Sinon quand il est couché, il possède aussi une étonnante technique de retournement spectaculairement ridicule. Genre agiter les bras et les jambes dans tous les sens jusqu'à ce qu'un des membres se prennent dans au choix un pli du tapis d'éveil, la tête de tortue du même tapis, l'entrejambe de son père et hop en s'appuyant très fort il te fait un roulé-boulé genre plutôt boulet qui se termine sur le ventre, la tête enfouie dans la bave et les deux bras coincés sous le bide. Et là c'est un peu la bérézina de l'improvisation, pour s'en sortir faut râler jusqu'à ce qu'une âme compatissante vienne le délivrer, mais c'est pas trop gênant vu qu'avec la bave les cris sont étouffés, et franchement l'âme compatissante elle est à coté en train de masser ses cojones endolories alors elle en a un peu rien à faire des problèmes existentiels du bébé en train de s'étouffer avec une tête de tortue crétine (elle sourit tout le temps, jamais vu ça). Le seul point positif de cette position reste la facilité avec laquelle elle permet des dégazages dignes de l'Amoco Cadiz, pensez, les deux poings compressés sur le ventre, la zone culière dégagée, c'est parti pour le Versailles du gaz d'échappement, les torches de Lacq du proutage dévastateur, tout ça n'invite pas vraiment la bonne âme à s'approcher, hein, faut pas déconner non plus.
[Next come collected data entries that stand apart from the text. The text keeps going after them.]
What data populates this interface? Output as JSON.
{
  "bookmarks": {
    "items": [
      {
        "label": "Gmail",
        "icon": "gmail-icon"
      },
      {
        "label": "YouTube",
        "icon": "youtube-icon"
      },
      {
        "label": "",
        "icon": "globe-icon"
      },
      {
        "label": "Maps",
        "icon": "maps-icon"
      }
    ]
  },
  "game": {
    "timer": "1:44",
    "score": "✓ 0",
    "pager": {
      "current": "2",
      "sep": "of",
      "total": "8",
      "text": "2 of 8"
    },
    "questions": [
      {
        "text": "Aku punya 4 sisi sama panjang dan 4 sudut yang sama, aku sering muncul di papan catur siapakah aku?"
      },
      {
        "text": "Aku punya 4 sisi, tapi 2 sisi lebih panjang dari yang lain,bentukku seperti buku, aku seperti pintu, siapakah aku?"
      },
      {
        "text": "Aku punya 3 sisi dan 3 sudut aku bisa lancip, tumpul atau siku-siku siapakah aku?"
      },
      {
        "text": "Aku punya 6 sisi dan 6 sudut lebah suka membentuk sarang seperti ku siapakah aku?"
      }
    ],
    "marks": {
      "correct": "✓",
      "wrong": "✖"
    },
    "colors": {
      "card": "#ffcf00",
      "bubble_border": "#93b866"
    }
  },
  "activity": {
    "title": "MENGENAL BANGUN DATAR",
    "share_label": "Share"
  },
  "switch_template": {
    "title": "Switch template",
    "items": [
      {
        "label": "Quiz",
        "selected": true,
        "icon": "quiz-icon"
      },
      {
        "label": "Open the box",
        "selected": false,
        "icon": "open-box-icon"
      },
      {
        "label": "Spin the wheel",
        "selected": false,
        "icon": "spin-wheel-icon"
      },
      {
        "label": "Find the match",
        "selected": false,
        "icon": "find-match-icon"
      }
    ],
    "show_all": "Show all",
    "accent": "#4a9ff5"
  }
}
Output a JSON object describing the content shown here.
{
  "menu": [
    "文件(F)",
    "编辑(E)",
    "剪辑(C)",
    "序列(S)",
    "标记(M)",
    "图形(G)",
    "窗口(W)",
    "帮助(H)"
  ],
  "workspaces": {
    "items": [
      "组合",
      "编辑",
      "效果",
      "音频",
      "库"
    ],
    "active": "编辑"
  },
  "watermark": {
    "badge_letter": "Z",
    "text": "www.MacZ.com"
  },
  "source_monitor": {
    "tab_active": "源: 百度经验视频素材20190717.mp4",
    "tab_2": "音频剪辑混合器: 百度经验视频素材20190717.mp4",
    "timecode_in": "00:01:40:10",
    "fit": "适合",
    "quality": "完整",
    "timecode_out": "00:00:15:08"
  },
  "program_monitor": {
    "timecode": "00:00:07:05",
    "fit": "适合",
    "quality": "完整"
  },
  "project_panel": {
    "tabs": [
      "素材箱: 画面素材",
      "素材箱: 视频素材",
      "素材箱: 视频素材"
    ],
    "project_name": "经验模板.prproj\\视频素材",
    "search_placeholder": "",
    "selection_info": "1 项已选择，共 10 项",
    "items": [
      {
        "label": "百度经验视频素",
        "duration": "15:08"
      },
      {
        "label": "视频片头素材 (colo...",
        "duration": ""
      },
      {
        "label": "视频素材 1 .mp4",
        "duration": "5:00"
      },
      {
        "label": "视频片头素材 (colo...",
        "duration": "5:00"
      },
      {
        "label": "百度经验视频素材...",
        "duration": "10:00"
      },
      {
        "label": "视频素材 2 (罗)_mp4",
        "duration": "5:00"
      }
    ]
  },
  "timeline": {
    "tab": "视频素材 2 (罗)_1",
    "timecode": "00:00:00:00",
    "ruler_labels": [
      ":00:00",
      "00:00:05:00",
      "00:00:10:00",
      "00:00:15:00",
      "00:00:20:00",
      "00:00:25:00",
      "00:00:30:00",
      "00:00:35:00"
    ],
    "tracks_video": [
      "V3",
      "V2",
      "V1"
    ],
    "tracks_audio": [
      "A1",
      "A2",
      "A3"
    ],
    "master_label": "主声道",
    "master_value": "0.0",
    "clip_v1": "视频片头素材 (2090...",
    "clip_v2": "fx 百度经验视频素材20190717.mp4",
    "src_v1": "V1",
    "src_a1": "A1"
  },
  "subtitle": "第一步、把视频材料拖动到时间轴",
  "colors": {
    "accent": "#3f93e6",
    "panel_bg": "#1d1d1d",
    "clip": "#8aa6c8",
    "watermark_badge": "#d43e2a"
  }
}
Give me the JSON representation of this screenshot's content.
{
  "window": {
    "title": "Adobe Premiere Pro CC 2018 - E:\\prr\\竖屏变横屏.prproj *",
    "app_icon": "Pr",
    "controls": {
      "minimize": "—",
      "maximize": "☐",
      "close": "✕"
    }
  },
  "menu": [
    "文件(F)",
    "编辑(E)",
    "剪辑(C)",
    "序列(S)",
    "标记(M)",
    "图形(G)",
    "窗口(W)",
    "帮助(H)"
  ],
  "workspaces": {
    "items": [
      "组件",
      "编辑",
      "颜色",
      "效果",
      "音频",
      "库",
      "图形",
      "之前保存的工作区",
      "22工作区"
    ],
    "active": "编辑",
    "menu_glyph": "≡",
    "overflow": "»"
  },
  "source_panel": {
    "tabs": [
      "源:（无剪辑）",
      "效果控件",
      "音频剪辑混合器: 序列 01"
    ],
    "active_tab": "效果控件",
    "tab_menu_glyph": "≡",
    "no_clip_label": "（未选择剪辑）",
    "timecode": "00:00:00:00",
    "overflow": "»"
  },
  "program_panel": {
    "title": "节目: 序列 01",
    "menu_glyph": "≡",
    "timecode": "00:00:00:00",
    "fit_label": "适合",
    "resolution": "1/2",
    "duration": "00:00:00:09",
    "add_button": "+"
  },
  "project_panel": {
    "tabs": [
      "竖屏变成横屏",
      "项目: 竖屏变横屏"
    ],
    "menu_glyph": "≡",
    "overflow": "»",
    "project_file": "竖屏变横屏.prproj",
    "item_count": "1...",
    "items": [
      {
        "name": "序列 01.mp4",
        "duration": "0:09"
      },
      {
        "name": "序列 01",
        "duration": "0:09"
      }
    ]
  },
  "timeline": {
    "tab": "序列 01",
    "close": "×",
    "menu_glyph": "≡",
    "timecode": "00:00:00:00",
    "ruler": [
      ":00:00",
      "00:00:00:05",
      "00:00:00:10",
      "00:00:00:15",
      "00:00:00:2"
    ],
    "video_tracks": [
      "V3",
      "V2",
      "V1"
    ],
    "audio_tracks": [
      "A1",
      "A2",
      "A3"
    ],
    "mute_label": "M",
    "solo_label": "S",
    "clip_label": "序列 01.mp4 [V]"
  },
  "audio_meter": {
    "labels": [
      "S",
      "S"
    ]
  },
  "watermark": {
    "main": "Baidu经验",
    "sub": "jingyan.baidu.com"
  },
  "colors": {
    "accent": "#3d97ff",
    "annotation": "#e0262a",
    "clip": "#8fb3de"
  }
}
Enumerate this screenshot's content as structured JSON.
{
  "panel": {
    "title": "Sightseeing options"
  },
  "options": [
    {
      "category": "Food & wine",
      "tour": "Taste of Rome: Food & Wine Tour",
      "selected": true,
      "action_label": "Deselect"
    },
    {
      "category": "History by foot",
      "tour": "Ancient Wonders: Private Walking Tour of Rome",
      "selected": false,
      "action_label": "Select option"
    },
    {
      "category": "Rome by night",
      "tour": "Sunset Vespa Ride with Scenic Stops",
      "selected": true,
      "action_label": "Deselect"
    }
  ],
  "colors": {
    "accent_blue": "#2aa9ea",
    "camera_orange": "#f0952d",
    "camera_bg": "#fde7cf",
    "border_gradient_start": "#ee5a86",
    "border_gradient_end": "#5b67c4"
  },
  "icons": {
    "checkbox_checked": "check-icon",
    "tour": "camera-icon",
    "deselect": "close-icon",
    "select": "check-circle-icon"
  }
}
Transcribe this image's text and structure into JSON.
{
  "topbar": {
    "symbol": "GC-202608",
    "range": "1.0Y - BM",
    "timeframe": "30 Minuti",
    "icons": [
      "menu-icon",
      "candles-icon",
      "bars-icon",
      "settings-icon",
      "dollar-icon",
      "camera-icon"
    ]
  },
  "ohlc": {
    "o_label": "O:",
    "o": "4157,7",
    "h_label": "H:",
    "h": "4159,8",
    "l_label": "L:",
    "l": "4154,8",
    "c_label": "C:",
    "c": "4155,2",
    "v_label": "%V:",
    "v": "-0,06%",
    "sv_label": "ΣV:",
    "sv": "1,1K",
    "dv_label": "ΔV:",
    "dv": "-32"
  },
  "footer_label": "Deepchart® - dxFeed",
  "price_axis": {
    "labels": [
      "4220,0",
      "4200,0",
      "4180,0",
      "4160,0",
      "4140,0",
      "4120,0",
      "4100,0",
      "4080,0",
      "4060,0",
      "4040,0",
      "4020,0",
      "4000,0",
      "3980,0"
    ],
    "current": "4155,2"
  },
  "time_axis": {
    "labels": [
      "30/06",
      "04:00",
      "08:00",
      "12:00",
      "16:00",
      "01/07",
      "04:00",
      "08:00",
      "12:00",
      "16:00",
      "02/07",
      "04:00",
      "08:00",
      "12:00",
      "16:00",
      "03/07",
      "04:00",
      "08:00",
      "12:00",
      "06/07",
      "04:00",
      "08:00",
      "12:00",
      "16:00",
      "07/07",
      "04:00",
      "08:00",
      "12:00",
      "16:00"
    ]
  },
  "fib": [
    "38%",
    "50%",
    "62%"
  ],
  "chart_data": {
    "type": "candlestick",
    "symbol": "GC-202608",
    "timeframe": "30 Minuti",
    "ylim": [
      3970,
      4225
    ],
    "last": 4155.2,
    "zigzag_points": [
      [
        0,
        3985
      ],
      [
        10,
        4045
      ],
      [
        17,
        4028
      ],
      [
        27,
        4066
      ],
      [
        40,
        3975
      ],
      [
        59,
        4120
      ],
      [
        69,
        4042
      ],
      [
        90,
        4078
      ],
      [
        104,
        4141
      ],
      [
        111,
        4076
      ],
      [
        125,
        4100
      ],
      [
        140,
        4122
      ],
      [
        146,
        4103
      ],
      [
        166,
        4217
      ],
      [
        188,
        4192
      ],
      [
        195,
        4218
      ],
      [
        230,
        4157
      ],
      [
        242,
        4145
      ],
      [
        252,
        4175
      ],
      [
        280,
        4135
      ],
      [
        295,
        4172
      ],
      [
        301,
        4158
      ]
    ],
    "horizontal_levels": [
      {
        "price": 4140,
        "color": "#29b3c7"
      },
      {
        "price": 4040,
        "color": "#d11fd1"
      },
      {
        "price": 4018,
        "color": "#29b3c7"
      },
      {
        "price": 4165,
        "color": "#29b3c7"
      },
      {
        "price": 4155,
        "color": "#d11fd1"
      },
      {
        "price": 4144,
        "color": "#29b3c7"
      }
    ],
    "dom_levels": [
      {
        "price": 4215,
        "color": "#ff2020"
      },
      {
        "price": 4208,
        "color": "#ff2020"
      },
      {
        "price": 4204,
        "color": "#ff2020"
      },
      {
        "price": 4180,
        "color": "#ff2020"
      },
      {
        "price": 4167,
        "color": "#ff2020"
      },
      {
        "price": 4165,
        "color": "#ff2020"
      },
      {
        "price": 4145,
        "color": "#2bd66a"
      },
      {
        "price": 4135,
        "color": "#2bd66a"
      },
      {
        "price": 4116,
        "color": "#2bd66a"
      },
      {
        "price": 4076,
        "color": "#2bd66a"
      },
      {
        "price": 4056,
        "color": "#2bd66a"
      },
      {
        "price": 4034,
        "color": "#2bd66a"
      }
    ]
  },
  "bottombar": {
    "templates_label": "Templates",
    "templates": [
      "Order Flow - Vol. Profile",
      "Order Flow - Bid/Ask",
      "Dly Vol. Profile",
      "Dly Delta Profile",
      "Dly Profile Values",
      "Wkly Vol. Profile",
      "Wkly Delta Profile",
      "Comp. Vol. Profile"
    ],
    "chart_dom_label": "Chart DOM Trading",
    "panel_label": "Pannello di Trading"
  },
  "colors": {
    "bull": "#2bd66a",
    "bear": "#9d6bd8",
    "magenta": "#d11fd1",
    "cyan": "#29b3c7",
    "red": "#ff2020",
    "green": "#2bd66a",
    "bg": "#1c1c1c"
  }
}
Mais le truc vraiment nouveau qui me donne envie de l'habiller avec un petit costume à paillettes d'acrobate de cirque (normal avec sa mère trapéziste), c'est son truc avec les pieds. D'abord il faut savoir que le Sigmund a des panards énormes genre il chausse presque du trente-sept c'est beaucoup pour son âge, c'est pas des pieds c'est des palmes. Un monstre. Ensuite, comme tous les bébés, il a une facilité à se plier les jambes pour se chopper les pieds et les porter à sa bouche, réitérant sa compression bidonnesque et la fameuse émission krakatoaesque de gaz intestinaux, c'est très rigolo surtout allongé dans le bain, un vrai cachet effervescent ce gamin (genre oxyboudine mais pour te dégager les sinus). Une fois dans cette position rigolote, il lâche ses pieds et les rabat avec violence sur la table tout en s'arquant comme un orque (le poissecaille, pas ceux du seigneur des anneaux, quoique) décidé à retrouver sa liberté pour faire une bonne affiche de film cucul le hareng. Profitant de l'élan ainsi (mal) acquis, il décolle son corps boudiné d'au moins cinq centimètres au-dessus de la table, je vous jure on dirait la navette spatiale au décollage, explosion comprise. Et il te répète ça vingt fois de suite en émettant des genres de petits hoquets, on dirait qu'on a un pingouin épileptique sur la table à langer. Manque plus qu'il nous combine ça avec les retournements et on aura le premier bébé à se déplacer en se roulant sur lui-même en lévitation.

Chais pas pourquoi, mais je la sens pas cette année qui s'annonce.